Mechanical Broadheads

Mechanical broadheads are expandable and more sophisticated. They create a broader cutting surface, making them popular among bowhunters.

This broadhead type is best used for shooting long distances while using a bow with higher poundage. It offers excellent flight capabilities, making it a suitable option for choosy bows. However, this type tends to deflect, affecting its penetration and performance abilities.


Choosing a Broadhead

To narrow down your options when searching for a broadhead, make sure that you know your target game’s average weight and body cavity size. You should also consider the shooting distance, the kind of arrow weight, and your bow set poundage.

Heavy animals have broader chest cavities and heavier hides. They would generally have large and tough bones, too.

You can use a replaceable blade with a chisel point when hunting games with a smaller chest like deer and antelope. If you are into big game hunting, a cut-on-impact is the most appropriate choice. Using the most durable fixed blade broadhead is essential in this scenario.

Broadhead Grain Selection

The lightness and the carbon arrows of the 100-grain broadhead make it popular among hunters. There are multiple options for the 100-grain range for both fixed blade and mechanical broadheads, which you can use for shooting hogs.

Choosing between these two broadhead types lies in the hunter’s personal preference, but don’t forget to match your grain field tip to that of your broadhead. Most hunters choosing heavier broadheads would look for any grains higher than 125. Some manufacturers produce broadheads with 130 to 300 grains.

However, you must remember that heavier heads may decrease the strength of the arrow’s spine.

Switching To Heavier Broadheads

On the other hand, some shooters prefer heavier broadheads, at least by 25 percent or more. They believe that heavier broadheads can penetrate deeper, although not as fast as lightweight ones.

Today, most traditional shooters use heavier broadheads around 200 grains or more, making them deadlier than the lightweight ones. Almost all hunters use rangefinders, allowing them to shoot with flat trajectories without any issue with range estimation.

Additional weight on the arrow’s FOC provides several advantages for the hunters since it can penetrate deeper. Hence, brass inserts are used to add weight to the arrow to create 12 to 15 percent FOC.

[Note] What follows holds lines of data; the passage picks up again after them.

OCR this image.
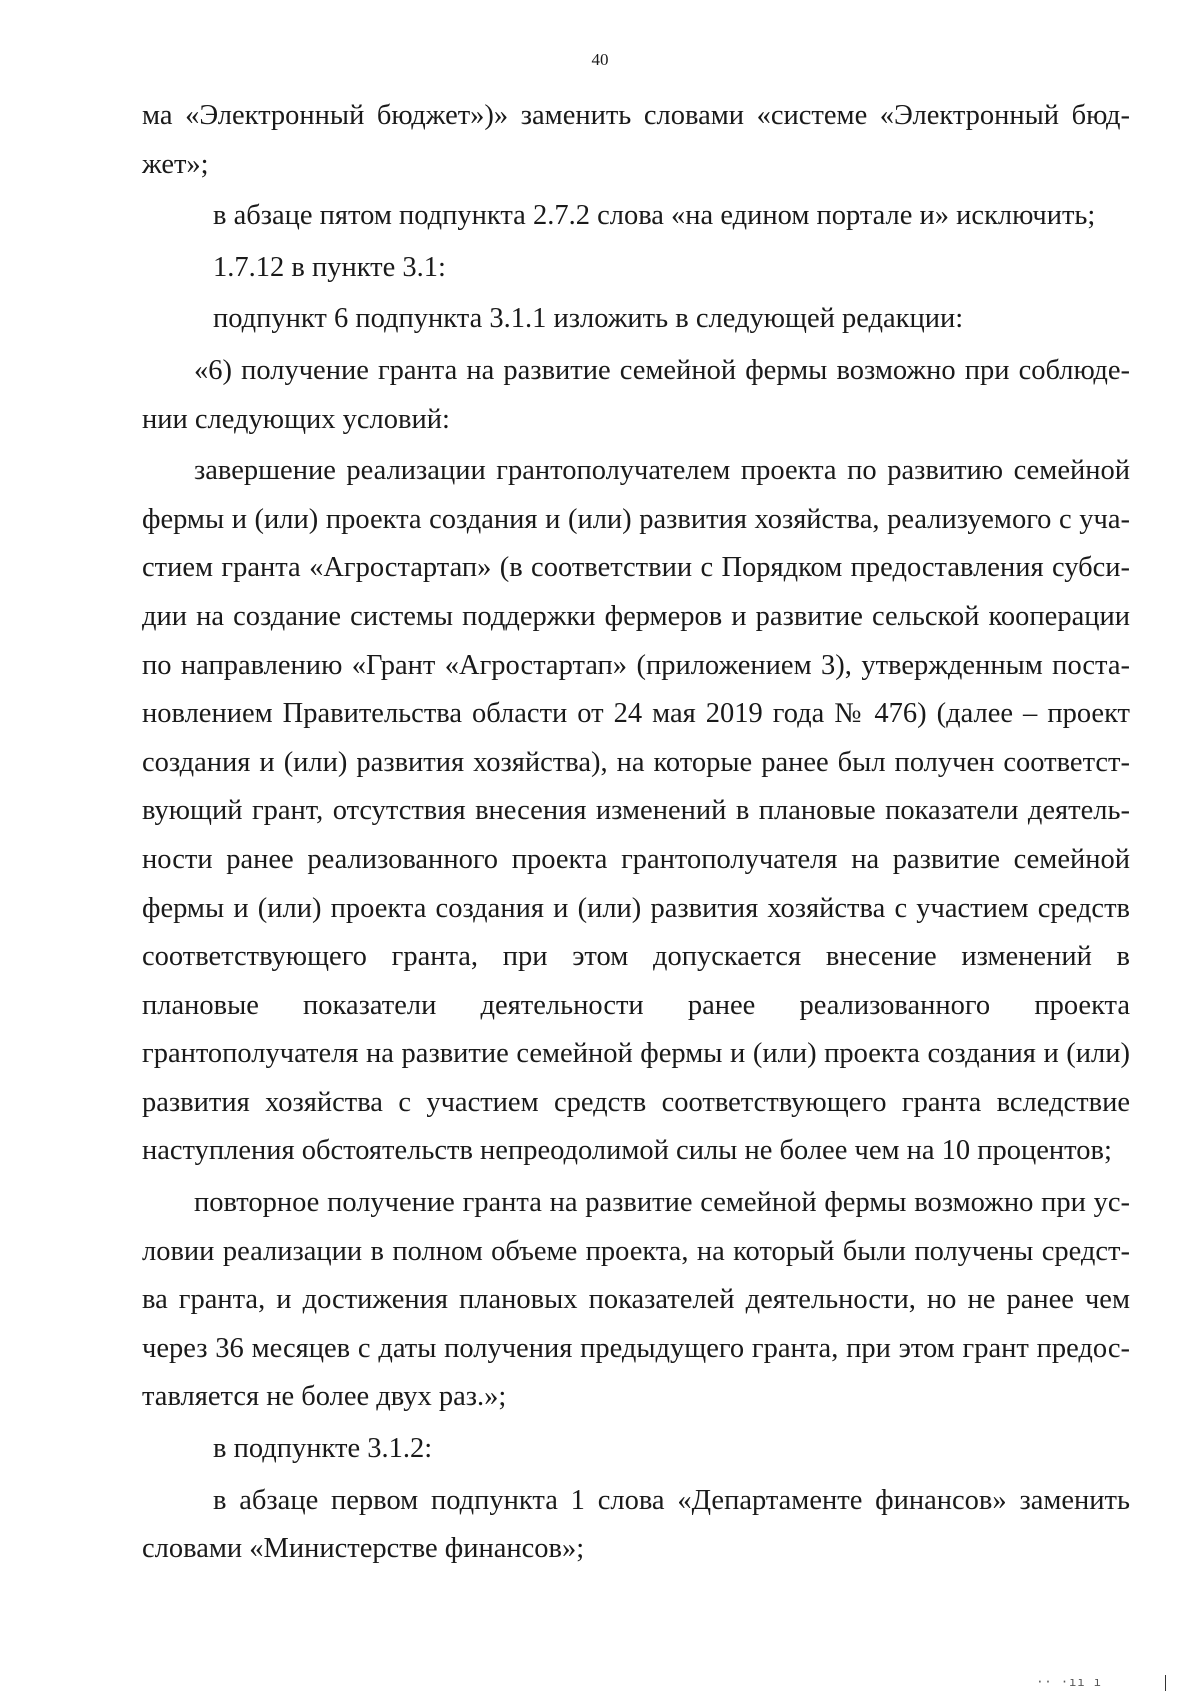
40

ма «Электронный бюджет»)» заменить словами «системе «Электронный бюджет»;

в абзаце пятом подпункта 2.7.2 слова «на едином портале и» исключить;

1.7.12 в пункте 3.1:

подпункт 6 подпункта 3.1.1 изложить в следующей редакции:

«6) получение гранта на развитие семейной фермы возможно при соблюдении следующих условий:

завершение реализации грантополучателем проекта по развитию семейной фермы и (или) проекта создания и (или) развития хозяйства, реализуемого с участием гранта «Агростартап» (в соответствии с Порядком предоставления субсидии на создание системы поддержки фермеров и развитие сельской кооперации по направлению «Грант «Агростартап» (приложением 3), утвержденным постановлением Правительства области от 24 мая 2019 года № 476) (далее – проект создания и (или) развития хозяйства), на которые ранее был получен соответствующий грант, отсутствия внесения изменений в плановые показатели деятельности ранее реализованного проекта грантополучателя на развитие семейной фермы и (или) проекта создания и (или) развития хозяйства с участием средств соответствующего гранта, при этом допускается внесение изменений в плановые показатели деятельности ранее реализованного проекта грантополучателя на развитие семейной фермы и (или) проекта создания и (или) развития хозяйства с участием средств соответствующего гранта вследствие наступления обстоятельств непреодолимой силы не более чем на 10 процентов;

повторное получение гранта на развитие семейной фермы возможно при условии реализации в полном объеме проекта, на который были получены средства гранта, и достижения плановых показателей деятельности, но не ранее чем через 36 месяцев с даты получения предыдущего гранта, при этом грант предоставляется не более двух раз.»;

в подпункте 3.1.2:

в абзаце первом подпункта 1 слова «Департаменте финансов» заменить словами «Министерстве финансов»;

·· ·ıı ı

For some shooters, it is more economical to use heavier grain broadheads than buying inserts. Opting to use heavier grain broadheads may also require an arrow upgrade with a heavier spine to compensate for the head’s weight.

Why Heavier Is Better

The broadhead weight makes a lot of difference during hunting, and here are the reasons why:

Increased Momentum

Momentum is the arrow’s force upon reaching your target: the heavier your broadhead, the slower the projectile, but there’s an increase in pressure.

Increased Penetration

Increased momentum also means increased penetration. It’s a vital aspect when shooting. Heavier broadheads result in cleaner kills and increase pass-throughs.

Increased Forward of Center

As you increase your arrow’s FOC weight distribution, you also deepen the penetration as the arrow flight improves. Arrows with 20 percent FOC and higher offer maximum penetration, while heavier broadheads help improve the FOC.

If you equip your arrows with 125-grain broadheads, it allows you to stay on target as you make fast kills even on big and tough animals.

Affects on Arrow Flight

Usually, increasing the broadhead grain, such as from 100 to 125, will not create a critical change in the arrow flight. That said, if your shooting arrow’s spine strength falls on the borderline, you need to upgrade and reset your settings.

What Is the Ideal Broadhead Weight

Modern shooters prefer the more common broadhead weight of 100 grains because of its lightness and speed. On the contrary, traditional hunters go for the heavier kind, at least 25 percent heavier or more for their broadhead blade weight.

We have established other factors to consider when choosing the most suitable blade broadhead grains to use.

To complete your setup, you also need to look for the best arrow within budget, but with excellent qualities. In the end, the perfect broadhead grain to use is the one that you prefer. Just remember to calibrate your setup before heading out to hunt.